Yep, I recognize it, You can Find all of them at www.lepatt.com


----------



## woodworker2001

Thanks guys


----------



## Lil' Rob

Reel...

I was wondering if you would happen to have that list of waypoints in an Excel file...with name, lat, & long each in its own column???

One of my mapping programs can take an Excel file and by telling the program which columns in the file are what, it will automatically plot every one of those waypoints and show them on the map.

If not, I'll convert it myself from Word to Excel...the old fashioned way...when I get time.


----------



## Cloud9

What day next week and which store is your presentation?


----------



## woodworker2001

We are presenting on Drift fishing at the Dundee store. Sat 1pm and Sun 5pm, and we will have a booth set up there for all day sat and sun so if anyone is up there stop by and say hi

Dan


----------



## reel

Lil' Rob, I'm not sure how to PM you a spreadsheet.
I am the web manager of our cemetery site here so I uploaded it here temporarily.

http://milancemetery.org/LakeErieLatLongListings.xls

...


----------



## Apparition

Woodworker,

I think I picked up the map that you are looking for in a handout at the boat show. If you want, I can scan and send you tomorrow (it is at work). It has the islands, reefs and just enough detail and color to make sense but not much clutter.


----------



## Lil' Rob

Reel...

That's great...appreciate it. For some reason, the alphabetical tab in the spreadsheet has 420 line items, while the east to west tab only has 402? I'll look through it later to compare and see what might have happened. 

Lil' Rob


----------



## reel

Not sure what happened. It is now revised, 420 items.
Thanks for pointing that out.
http://milancemetery.org/LakeErieLatLongListings.xls
...


----------



## Lil' Rob

I just went through it as well...some duplicate entries...a couple of omitted ones.

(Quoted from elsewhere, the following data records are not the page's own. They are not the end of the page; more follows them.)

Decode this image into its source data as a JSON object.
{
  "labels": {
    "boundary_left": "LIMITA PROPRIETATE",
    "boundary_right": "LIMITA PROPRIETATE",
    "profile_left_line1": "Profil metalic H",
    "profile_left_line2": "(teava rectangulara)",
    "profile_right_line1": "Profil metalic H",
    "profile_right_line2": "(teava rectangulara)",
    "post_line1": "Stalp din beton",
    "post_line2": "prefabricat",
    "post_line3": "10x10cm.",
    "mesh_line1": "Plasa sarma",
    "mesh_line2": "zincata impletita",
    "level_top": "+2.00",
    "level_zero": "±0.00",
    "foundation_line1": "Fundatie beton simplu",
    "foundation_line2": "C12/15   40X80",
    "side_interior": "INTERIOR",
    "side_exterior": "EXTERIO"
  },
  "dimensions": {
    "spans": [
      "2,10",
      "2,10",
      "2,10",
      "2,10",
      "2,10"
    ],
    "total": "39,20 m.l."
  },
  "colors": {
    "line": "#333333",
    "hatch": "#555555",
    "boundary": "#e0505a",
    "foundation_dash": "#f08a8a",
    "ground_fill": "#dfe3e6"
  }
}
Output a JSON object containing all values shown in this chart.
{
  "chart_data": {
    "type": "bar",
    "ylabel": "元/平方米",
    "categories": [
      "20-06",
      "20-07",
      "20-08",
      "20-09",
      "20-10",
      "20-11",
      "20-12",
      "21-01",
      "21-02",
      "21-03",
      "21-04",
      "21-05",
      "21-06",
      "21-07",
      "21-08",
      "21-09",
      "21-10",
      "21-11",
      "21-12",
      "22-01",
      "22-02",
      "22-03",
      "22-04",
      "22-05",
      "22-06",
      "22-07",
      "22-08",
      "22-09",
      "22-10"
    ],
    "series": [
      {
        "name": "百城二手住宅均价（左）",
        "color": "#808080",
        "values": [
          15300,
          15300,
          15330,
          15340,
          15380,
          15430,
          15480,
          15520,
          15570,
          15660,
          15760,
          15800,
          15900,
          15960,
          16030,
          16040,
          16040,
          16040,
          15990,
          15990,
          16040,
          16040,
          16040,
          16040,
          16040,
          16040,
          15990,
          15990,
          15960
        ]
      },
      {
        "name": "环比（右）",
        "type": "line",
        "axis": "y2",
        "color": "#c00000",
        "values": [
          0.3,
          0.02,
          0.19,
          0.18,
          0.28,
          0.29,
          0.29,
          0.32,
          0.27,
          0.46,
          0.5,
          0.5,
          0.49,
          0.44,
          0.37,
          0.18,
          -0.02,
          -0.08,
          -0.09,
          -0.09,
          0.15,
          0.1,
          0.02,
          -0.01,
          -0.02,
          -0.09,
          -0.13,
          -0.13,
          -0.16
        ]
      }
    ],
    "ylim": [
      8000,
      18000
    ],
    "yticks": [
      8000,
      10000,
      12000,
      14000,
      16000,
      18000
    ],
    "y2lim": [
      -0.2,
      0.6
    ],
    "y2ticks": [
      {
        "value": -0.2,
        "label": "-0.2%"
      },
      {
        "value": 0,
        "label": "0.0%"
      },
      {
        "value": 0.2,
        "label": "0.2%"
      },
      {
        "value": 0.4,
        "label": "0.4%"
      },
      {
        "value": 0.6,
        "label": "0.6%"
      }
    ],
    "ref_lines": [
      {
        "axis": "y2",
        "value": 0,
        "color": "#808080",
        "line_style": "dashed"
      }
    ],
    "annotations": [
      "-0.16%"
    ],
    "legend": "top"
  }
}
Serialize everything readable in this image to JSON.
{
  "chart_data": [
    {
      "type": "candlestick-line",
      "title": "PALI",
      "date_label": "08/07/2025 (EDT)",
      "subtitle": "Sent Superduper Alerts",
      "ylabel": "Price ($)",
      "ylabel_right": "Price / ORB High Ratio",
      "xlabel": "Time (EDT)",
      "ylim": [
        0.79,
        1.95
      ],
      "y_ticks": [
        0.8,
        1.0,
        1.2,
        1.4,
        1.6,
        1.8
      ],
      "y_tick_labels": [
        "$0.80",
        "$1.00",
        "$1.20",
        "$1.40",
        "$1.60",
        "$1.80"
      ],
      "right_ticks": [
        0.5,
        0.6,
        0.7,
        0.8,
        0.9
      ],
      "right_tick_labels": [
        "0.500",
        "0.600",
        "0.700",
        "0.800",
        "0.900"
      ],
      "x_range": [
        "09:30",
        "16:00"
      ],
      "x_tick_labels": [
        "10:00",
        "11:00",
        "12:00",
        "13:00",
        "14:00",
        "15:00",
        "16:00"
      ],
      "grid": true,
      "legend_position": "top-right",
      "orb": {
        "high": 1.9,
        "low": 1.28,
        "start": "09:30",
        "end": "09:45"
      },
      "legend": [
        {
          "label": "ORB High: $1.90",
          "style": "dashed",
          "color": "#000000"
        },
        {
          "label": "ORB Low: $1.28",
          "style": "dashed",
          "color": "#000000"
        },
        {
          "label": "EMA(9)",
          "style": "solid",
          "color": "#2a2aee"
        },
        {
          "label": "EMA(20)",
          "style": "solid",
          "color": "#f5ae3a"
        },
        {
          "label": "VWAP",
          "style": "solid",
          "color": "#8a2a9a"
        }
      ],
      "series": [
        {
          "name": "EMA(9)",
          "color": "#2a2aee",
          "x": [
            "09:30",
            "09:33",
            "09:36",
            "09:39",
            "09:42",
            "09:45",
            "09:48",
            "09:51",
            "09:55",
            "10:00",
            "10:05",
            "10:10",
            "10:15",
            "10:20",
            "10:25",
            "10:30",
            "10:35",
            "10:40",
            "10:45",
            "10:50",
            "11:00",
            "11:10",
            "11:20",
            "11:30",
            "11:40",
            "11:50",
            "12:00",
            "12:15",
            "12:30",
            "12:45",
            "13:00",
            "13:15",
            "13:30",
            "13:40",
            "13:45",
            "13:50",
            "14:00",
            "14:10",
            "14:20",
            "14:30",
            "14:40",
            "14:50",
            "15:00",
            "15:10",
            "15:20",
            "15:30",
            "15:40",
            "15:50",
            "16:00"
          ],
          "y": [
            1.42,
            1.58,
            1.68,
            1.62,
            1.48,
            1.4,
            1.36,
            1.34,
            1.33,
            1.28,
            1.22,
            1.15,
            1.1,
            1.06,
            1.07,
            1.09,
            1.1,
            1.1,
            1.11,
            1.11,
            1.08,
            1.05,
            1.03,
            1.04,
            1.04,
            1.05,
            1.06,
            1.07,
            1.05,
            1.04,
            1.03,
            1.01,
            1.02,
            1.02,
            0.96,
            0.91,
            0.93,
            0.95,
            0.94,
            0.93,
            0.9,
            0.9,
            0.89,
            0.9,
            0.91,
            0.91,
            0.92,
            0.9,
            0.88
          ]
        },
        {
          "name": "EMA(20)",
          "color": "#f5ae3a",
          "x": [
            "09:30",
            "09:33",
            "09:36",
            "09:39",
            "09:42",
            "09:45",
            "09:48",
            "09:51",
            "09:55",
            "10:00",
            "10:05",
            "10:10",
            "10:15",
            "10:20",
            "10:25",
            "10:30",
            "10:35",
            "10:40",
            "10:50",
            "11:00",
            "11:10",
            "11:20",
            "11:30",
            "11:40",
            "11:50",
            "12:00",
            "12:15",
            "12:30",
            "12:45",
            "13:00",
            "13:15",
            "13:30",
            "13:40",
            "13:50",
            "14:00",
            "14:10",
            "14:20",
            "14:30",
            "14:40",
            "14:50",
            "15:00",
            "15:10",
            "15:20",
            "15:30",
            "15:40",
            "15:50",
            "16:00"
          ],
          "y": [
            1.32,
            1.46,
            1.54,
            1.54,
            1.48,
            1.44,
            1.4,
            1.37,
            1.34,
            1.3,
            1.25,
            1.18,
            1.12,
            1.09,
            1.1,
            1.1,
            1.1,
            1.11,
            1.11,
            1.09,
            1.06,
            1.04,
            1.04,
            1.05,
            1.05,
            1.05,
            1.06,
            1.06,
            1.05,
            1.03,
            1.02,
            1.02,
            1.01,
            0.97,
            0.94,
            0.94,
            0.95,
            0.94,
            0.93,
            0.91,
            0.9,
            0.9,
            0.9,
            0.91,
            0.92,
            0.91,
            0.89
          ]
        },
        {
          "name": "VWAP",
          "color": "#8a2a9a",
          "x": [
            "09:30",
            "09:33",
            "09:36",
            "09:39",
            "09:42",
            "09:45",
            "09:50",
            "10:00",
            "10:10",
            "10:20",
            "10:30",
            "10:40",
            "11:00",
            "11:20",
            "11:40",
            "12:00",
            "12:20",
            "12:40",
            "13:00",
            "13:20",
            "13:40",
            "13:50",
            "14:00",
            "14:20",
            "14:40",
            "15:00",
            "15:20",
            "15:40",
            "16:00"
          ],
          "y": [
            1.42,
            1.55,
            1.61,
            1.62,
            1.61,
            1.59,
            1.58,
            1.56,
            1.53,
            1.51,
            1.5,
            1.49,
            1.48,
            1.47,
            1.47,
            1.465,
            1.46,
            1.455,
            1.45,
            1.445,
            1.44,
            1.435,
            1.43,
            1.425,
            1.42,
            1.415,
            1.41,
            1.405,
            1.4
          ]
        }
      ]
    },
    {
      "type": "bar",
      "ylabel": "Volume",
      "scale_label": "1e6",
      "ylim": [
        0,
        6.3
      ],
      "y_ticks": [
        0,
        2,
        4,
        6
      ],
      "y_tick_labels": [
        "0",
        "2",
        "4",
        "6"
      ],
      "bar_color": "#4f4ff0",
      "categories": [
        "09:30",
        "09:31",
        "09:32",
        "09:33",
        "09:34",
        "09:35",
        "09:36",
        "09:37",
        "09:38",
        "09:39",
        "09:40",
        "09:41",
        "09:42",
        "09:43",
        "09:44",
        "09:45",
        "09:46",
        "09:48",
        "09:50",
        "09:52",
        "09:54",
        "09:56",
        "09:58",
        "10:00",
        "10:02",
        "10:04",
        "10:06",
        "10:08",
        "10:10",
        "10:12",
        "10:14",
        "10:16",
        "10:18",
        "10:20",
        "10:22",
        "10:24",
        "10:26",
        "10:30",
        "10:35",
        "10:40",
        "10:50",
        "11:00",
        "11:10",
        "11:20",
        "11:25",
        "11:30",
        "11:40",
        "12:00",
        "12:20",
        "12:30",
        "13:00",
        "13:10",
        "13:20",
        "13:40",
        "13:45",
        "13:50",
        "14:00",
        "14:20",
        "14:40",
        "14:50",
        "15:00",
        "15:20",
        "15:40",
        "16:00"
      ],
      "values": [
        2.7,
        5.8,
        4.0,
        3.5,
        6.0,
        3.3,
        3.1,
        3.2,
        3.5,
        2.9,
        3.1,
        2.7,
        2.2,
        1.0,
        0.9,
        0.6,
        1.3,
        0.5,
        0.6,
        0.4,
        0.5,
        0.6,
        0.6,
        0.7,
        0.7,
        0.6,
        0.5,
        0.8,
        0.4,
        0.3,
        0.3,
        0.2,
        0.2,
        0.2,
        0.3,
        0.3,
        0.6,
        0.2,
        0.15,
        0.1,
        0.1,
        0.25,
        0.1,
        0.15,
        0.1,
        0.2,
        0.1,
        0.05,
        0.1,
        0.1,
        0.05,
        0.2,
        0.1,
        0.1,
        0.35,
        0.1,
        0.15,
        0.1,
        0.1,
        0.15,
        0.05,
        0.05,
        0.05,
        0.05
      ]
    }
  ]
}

I just imported the file into "Street Atlas 2008 Plus" and they all popped in with no problems. Thanks again.


----------



## woodworker2001

Sure that would be great!

Thanks Apparition

Dan


----------



## Apparition

[/IMG]

It did not scan as well as I thought it would. If you think it is worth it, I can e-mail. Sorry.


----------



## Apparition

I could not get the image on the post. My e-mail is [email protected]


----------



## woodworker2001

No problem I got a couple others I found so It will be ok

Thanks for trying though I sure do appreciate it!

Dan


----------



## Apparition

I made a couple for you today that I think will work well. Send me your e-mail and I will forward. I will be at work tomorrow so I might be able to change something if you can think of any specifics you want.

Have fun training. My wife will be in the area but for some reason she does not want to hear your talk!? Women?


----------



## woodworker2001

[email protected]

Thanks
Dan


----------